Ce rapport au temps long n’est pas seulement rétrospectif. La réflexion autour de l’acte de construire aborde celle, plus large, de la durabilité. Il s’agit de voir la durabilité moins comme une recherche de limitation de l’impact environnemental de la construction et des pratiques qu’un espace induit, que comme une relation à la durée. Penser l’architecture au prisme de la durée implique, comme le propose le philosophe Pierre Caille5, aborder la production par l’idée de maintenance.
Ainsi se ferme la boucle entre les deux significations de l’entretien. Celles-ci forment le fil rouge d’une série de rénovations d’immeubles de logements sociaux modernes que les architectes réunis au sein de Karbon’ ont eu l’occasion d’étudier et réaliser en une décennie.
Entretenir l’esprit du projet. Une approche critique des cahiers des charges
L’entretien du projet moderne peut s’entrevoir par l’entretien de son esprit. L’architecture moderniste traduit en effet des ambitions claires, articulées autour de l’idée d’une égalité de qualité pour chaque logement d’un immeuble ou d’un quartier. C’est ce qui explique la rigueur souvent assez aride du dessin, et l’aspect radicalement sériel des bâtiments, répétant un même module de logement, un même format de châssis et un même détail de balcon. Dans le cas des opérations de rénovation des logements sociaux, l’entretien s’opère surtout à travers une lecture critique du cahier des charges de la commande, et se traduit par une volonté d’optimisation de la structure existante par rapport aux transformations à apporter, en général principalement liées à l’isolation thermique et à l’adaptation des habitations aux normes actuelles du code du logement.
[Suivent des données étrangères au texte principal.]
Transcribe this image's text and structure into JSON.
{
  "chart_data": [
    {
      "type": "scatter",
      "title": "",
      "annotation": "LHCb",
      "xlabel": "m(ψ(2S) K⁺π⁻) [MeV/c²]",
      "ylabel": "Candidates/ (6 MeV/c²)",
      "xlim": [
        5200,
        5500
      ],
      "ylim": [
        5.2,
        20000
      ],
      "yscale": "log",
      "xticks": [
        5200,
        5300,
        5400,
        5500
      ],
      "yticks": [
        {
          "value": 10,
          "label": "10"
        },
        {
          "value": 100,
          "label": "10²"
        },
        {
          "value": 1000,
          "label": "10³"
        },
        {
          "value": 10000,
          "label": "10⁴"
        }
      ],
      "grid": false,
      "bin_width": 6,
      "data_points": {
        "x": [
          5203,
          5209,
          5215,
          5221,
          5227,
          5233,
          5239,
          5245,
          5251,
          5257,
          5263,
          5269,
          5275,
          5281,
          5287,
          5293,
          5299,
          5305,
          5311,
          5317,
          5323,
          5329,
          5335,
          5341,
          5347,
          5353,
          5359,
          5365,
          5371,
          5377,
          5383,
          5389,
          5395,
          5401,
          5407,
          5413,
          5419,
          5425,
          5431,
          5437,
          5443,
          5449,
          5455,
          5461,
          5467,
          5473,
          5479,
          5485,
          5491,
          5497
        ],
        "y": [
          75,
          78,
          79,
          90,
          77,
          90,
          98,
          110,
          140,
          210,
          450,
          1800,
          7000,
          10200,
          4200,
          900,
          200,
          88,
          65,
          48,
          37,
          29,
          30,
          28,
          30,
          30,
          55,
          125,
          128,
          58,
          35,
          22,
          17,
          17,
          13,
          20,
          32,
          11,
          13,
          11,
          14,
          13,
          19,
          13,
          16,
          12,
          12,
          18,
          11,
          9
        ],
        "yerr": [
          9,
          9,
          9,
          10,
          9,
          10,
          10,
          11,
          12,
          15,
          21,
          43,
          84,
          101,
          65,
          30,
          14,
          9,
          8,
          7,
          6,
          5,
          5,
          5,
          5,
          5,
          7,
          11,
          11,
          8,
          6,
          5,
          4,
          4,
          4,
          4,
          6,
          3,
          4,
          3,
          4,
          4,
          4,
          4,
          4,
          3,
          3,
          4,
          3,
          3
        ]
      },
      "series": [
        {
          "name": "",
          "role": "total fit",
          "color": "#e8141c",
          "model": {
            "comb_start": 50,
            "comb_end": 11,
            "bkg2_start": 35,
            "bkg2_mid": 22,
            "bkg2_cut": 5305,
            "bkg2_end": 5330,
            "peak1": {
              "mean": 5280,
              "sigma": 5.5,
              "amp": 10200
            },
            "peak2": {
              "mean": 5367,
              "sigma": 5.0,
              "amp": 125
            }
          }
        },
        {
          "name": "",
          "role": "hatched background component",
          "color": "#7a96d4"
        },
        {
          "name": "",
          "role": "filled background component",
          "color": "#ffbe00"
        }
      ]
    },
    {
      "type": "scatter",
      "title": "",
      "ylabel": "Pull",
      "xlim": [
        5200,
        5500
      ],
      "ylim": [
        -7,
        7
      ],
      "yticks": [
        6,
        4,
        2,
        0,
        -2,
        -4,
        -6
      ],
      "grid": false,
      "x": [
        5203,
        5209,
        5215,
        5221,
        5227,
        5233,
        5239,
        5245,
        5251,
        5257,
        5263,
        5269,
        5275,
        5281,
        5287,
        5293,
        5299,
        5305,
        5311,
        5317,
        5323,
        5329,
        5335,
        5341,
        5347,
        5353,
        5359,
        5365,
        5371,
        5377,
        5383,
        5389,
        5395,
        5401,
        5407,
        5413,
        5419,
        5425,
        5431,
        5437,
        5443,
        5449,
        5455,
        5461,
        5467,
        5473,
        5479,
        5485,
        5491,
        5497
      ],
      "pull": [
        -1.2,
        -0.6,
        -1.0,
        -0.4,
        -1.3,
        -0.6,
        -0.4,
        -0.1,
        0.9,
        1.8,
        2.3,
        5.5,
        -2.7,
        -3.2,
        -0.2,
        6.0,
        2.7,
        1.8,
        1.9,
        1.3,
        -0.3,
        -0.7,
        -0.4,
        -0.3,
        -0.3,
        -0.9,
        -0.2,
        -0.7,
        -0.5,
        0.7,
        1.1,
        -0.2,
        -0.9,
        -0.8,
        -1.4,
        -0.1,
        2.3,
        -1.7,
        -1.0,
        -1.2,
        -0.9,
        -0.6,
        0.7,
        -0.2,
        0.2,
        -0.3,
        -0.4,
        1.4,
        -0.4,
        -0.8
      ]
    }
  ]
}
La question de la qualité du voisinage est centrale pour la barre de logements Tillieuls à l’angle de la chaussée de Boitsfort et de la rue Ernotte . L’immeuble de six étages, avec 59 logements, fut conçu en 1976 par l’architecte Michel Barbier. Il s’implante librement dans un parc d’immeubles à appartements comme beaucoup d’autres qui ont, par leur caractère ouvert, construit l’espace de la Couronne Verte bruxelloise. Mais ce parc est en réalité une double illusion. Premièrement, il est cadastralement fractionné entre plusieurs propriétaires, et donc différents gestionnaires. Ensuite, la principale qualité de la typologie de l’immeuble barre, sa faible emprise au sol, n’est que relative car il est construit sur un ou plusieurs niveaux de parking souterrain de plus grande dimension. Aussi, alors que le marché portait en 2020 sur une rénovation énergétique du bâtiment et une densification du site, l’approche a été de ne consommer aucun sol du parc et de construire uniquement sur la surface de parking excédant l’emprise de la barre de logements. Le bâtiment gagne ainsi principalement en largeur, avec l’ajout de deux travées sur chaque mur pignon, tandis que les balcons filants façade vitrée sont remplacés par une structure légère en acier où s’alternent terrasse et extension des logement, construites, comme au Tornooiveld, en CLT et ossature bois insufflée, selon un rythme et une esthétique qui reprend les élégants tirants d’acier qui jusqu’ici rythmaient les façades. Avec encore une série de chambres entourant l’espace technique en toiture, le nombre de logements augmente de sept unités, mais c’est surtout l’augmentation d’un total de 51 chambres qui est remarquable avec cette opération, dans une région urbaine qui manque singulièrement de grands logements familiaux.